The Union Cabinet approved a Rs 5,041 crore scheme on Thursday to replace ageing trucks and buses operating across the Delhi-NCR region, targeting one of the most persistent sources of air pollution in India's capital corridor. The programme offers subsidies to commercial vehicle owners who scrap their old diesel trucks and buses and purchase newer, cleaner models meeting stricter emission standards.
What the scheme offers vehicle owners
The funding covers commercial diesel vehicles over 10 years old registered in Delhi, Gurugram, Faridabad, Ghaziabad, Noida, and surrounding areas. Owners who scrap their vehicles at government-authorised centres receive subsidies worth up to 40 percent of the cost of a new truck or bus. For a large truck, that subsidy can reach Rs 10 lakh. Bus operators qualify for up to Rs 3 lakh. The vehicle must be scrapped entirely rather than sold for continued use elsewhere.

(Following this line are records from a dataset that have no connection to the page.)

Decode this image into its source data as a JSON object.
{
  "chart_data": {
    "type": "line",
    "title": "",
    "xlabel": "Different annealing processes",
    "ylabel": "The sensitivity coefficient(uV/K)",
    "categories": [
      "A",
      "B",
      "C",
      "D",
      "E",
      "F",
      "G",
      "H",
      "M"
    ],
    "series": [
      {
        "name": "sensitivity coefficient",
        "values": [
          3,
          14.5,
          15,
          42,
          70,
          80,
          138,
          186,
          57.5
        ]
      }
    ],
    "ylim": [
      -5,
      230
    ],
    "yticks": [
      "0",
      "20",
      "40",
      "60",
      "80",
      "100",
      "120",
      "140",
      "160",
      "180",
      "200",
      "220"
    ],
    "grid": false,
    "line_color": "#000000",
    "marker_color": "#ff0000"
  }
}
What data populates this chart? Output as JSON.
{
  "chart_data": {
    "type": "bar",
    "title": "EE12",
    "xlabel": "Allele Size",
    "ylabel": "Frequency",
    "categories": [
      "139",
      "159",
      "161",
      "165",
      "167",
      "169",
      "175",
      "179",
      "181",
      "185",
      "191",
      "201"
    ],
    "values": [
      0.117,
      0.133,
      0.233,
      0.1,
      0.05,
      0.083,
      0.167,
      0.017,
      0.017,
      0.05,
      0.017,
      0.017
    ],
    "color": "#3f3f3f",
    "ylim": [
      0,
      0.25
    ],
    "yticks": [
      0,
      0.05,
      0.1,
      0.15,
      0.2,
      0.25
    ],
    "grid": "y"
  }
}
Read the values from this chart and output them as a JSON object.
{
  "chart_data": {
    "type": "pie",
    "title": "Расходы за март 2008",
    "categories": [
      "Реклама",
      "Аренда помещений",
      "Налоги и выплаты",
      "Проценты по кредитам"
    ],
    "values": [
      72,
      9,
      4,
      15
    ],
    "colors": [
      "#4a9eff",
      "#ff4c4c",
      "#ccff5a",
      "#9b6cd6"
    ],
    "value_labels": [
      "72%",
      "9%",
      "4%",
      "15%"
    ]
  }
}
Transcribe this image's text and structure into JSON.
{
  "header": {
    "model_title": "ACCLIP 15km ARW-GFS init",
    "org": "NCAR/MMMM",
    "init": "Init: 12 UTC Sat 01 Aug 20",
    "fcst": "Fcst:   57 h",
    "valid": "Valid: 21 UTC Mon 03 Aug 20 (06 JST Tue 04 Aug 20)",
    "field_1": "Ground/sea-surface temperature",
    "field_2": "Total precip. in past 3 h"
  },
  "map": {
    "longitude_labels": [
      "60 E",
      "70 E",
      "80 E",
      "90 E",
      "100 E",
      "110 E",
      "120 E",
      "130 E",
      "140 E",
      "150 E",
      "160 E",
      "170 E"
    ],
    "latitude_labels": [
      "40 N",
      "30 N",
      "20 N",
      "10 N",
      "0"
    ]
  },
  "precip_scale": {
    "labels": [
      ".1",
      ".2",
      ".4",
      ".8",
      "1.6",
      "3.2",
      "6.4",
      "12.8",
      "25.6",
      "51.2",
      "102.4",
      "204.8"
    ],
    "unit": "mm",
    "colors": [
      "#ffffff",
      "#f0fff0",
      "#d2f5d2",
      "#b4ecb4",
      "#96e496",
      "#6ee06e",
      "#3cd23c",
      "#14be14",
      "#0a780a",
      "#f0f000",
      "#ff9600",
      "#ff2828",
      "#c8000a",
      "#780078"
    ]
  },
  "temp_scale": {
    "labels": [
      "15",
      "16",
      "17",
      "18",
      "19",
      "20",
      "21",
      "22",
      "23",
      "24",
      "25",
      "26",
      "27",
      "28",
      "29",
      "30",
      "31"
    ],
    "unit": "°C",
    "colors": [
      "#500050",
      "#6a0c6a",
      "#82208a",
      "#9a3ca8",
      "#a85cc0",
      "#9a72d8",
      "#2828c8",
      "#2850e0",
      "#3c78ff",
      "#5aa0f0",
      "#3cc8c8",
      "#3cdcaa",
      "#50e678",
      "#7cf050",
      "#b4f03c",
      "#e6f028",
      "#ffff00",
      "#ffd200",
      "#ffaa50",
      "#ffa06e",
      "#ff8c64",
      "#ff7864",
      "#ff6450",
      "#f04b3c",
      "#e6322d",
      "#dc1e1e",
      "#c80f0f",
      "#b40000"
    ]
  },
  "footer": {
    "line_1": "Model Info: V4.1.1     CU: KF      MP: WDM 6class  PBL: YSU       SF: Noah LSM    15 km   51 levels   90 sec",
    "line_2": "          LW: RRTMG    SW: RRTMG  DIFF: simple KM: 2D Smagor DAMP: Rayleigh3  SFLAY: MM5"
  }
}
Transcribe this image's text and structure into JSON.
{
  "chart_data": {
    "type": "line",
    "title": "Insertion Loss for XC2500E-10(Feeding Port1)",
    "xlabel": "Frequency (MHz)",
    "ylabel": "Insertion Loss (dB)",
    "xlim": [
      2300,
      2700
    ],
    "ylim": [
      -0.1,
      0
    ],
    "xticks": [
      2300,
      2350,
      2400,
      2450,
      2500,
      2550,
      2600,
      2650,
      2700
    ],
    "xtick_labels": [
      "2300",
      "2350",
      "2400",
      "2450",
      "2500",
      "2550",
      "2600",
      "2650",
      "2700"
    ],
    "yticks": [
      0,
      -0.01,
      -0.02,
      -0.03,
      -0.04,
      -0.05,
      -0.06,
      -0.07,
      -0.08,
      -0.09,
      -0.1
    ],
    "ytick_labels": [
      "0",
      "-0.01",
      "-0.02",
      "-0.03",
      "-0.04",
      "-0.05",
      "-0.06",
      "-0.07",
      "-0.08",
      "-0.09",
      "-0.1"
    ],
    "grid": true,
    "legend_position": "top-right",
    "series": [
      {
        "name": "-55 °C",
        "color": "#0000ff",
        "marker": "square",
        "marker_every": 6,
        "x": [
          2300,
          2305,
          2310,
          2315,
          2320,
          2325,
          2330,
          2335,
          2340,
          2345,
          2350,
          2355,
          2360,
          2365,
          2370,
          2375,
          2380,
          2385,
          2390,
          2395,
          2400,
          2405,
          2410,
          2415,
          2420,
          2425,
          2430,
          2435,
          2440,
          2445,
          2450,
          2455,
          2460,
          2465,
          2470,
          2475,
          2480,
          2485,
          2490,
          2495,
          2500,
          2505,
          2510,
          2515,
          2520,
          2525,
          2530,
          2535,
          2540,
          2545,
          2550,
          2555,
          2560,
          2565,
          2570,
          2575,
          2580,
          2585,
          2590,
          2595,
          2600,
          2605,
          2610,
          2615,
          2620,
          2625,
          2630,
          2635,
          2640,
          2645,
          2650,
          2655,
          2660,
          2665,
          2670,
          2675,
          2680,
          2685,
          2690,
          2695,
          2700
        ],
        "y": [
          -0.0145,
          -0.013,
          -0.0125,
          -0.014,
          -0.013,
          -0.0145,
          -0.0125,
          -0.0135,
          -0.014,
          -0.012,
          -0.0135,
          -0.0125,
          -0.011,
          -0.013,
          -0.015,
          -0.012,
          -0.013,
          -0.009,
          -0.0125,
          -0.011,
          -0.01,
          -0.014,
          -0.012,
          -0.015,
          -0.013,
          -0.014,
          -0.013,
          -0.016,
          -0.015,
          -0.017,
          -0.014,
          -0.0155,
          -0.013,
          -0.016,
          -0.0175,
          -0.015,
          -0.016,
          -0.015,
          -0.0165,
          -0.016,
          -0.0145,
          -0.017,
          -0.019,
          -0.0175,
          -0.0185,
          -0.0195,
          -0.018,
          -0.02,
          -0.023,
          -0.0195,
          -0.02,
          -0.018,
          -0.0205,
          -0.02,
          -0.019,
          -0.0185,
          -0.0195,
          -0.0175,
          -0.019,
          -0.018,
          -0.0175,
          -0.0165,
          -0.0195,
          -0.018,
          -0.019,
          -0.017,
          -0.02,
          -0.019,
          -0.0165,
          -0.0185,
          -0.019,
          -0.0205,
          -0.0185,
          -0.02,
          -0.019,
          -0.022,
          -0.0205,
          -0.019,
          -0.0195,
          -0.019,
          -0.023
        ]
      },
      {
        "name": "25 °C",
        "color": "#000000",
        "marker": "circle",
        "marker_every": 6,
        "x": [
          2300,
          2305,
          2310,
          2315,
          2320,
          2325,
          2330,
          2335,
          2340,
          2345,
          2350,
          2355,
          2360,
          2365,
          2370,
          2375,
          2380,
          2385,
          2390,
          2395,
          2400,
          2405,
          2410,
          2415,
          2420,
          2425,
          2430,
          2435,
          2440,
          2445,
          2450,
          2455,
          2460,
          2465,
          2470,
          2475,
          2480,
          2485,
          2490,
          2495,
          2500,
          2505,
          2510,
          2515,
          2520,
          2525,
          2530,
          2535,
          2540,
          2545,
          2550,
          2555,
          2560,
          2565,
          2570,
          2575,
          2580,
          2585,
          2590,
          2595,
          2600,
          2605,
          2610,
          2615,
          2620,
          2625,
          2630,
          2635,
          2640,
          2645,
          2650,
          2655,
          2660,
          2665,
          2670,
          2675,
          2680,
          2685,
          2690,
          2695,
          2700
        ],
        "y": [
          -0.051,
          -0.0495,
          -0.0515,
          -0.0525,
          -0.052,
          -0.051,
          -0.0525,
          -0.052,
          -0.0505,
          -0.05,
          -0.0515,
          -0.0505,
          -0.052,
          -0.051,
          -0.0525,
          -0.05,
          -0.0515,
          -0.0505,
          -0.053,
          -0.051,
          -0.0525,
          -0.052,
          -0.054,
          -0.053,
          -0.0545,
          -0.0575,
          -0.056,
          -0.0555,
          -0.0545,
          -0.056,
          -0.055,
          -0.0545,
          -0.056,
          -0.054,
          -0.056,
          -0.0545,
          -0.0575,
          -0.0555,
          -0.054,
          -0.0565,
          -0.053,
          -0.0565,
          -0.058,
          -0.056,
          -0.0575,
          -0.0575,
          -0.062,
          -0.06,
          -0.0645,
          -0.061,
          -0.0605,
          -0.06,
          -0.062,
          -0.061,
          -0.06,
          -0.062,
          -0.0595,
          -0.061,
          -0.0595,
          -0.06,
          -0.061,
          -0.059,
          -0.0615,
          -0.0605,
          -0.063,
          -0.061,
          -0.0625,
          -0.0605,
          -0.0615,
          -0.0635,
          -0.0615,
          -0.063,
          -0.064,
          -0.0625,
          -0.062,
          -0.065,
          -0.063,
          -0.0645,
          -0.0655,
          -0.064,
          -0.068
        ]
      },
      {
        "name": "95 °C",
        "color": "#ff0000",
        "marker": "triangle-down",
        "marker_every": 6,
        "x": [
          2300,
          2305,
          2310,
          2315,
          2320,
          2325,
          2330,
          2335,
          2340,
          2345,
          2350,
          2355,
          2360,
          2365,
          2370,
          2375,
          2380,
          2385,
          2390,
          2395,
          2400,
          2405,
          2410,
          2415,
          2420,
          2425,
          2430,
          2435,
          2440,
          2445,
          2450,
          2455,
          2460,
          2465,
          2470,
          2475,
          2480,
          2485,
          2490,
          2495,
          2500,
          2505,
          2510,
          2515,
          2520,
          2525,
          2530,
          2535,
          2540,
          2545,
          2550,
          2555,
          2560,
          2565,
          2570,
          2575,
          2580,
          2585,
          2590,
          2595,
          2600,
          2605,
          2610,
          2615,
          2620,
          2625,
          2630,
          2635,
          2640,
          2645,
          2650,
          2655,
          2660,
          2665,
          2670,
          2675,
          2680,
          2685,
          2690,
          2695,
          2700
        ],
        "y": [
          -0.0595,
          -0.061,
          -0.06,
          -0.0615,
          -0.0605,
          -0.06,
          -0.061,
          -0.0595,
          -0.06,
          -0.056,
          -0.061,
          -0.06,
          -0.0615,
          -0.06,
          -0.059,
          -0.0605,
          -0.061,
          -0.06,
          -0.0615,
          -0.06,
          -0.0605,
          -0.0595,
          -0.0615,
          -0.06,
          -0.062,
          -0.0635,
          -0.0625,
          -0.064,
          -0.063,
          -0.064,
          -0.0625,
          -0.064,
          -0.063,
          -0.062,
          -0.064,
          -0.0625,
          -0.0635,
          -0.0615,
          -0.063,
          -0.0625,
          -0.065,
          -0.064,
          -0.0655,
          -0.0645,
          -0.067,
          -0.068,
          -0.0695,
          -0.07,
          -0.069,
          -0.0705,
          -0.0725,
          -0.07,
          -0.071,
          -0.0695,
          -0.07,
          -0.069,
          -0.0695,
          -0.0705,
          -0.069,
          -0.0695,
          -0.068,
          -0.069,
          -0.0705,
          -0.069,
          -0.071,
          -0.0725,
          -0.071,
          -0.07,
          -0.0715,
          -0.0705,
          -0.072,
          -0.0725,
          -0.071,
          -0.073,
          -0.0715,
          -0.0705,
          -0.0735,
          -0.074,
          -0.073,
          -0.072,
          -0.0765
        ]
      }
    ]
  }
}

Transport ministry officials confirmed the scheme applies only to commercial freight and passenger vehicles. Private cars fall outside the programme's scope. The government estimates roughly 50,000 heavy diesel vehicles currently plying Delhi-NCR roads qualify for replacement under these criteria.
Why Delhi-NCR was chosen
Delhi consistently records some of the worst air quality among major global cities. particulate matter readings in the capital regularly exceed safe limits by several multiples during winter months. Vehicles contribute an estimated 30 percent of the city's PM2.5 pollution, with heavy diesel trucks and buses forming the largest share of vehicle emissions. The Rs 5,041 crore allocation represents the largest single investment yet directed at tackling commercial vehicle pollution in the region.
Environmental researchers at the Centre for Science and Environment have documented that trucks older than 15 years emit roughly 10 times more pollutants per kilometre than vehicles meeting current Bharat Stage VI norms. Removing these vehicles from regional roads could cut commercial vehicle emissions in Delhi-NCR by a substantial margin, according to preliminary government modelling.
Who pays and how it works
The Union government provides 75 percent of the scheme's funding, with the remaining 25 percent coming from state governments in Haryana, Uttar Pradesh, and Rajasthan for vehicles registered in portions of those states falling within the NCR boundary. Vehicle owners must apply through the transport ministry's unified portal. Once approved, they have 180 days to complete the scrapping process at an authorised centre and purchase a replacement vehicle meeting BS-VI standards.
The programme operates alongside existing measures under the Graded Response Action Plan, which imposes temporary restrictions on construction activity and non-essential vehicle movement during severe pollution episodes. Unlike those emergency measures, this scheme aims for a permanent reduction in the pollution baseline rather than temporary improvements during crisis periods.
Community reaction in the capital region
Residents in areas like Mayur Vihar and Gurugram Sector 62, where heavy trucks routinely pass through residential neighbourhoods, welcomed the announcement. Several families reported members with respiratory conditions requiring constant medication. A residents' welfare association in East Delhi has campaigned for three years to reroute truck traffic away from densely populated corridors, arguing that exhaust from passing lorries creates a health hazard comparable to industrial emissions.
Small transport operators expressed mixed views. Many welcome the subsidy but worry about the gap between the scrapping incentive and the full cost of a new BS-VI compliant truck. Financing new vehicles at current interest rates presents challenges for owner-drivers running fleets of two or three vehicles. The transport ministry indicated banks have been asked to offer preferential loans for scheme participants, though specific terms remain under discussion.
Timeline for implementation
The transport ministry must finalise operational guidelines within 45 days. Vehicle registration authorities in each participating state will then begin accepting applications. The scheme runs for an initial period of two years, after which the Cabinet will review results and decide whether to extend or modify the programme. Officials set a target of replacing 30,000 vehicles within the first year.
Scrapping certificates from authorised centres will be verified against the Vahan vehicle database to prevent fraudulent claims. Any vehicle already registered for scrapping under existing central government programmes cannot receive additional subsidy under this scheme. Officials estimate the scheme will create demand for roughly 30,000 new commercial vehicles across participating states.
What comes next
Transport ministry officials will hold consultations with state transport departments in Delhi, Haryana, Uttar Pradesh, and Rajasthan over the next three weeks to coordinate implementation. The unified portal for applications is expected to go live by early next month. Vehicle owners seeking to participate should gather vehicle registration documents and obtain estimates from authorised scrapping centres, as these will be required at the time of application.
Unlike those emergency measures, this scheme aims for a permanent reduction in the pollution baseline rather than temporary improvements during crisis periods. The transport ministry indicated banks have been asked to offer preferential loans for scheme participants, though specific terms remain under discussion.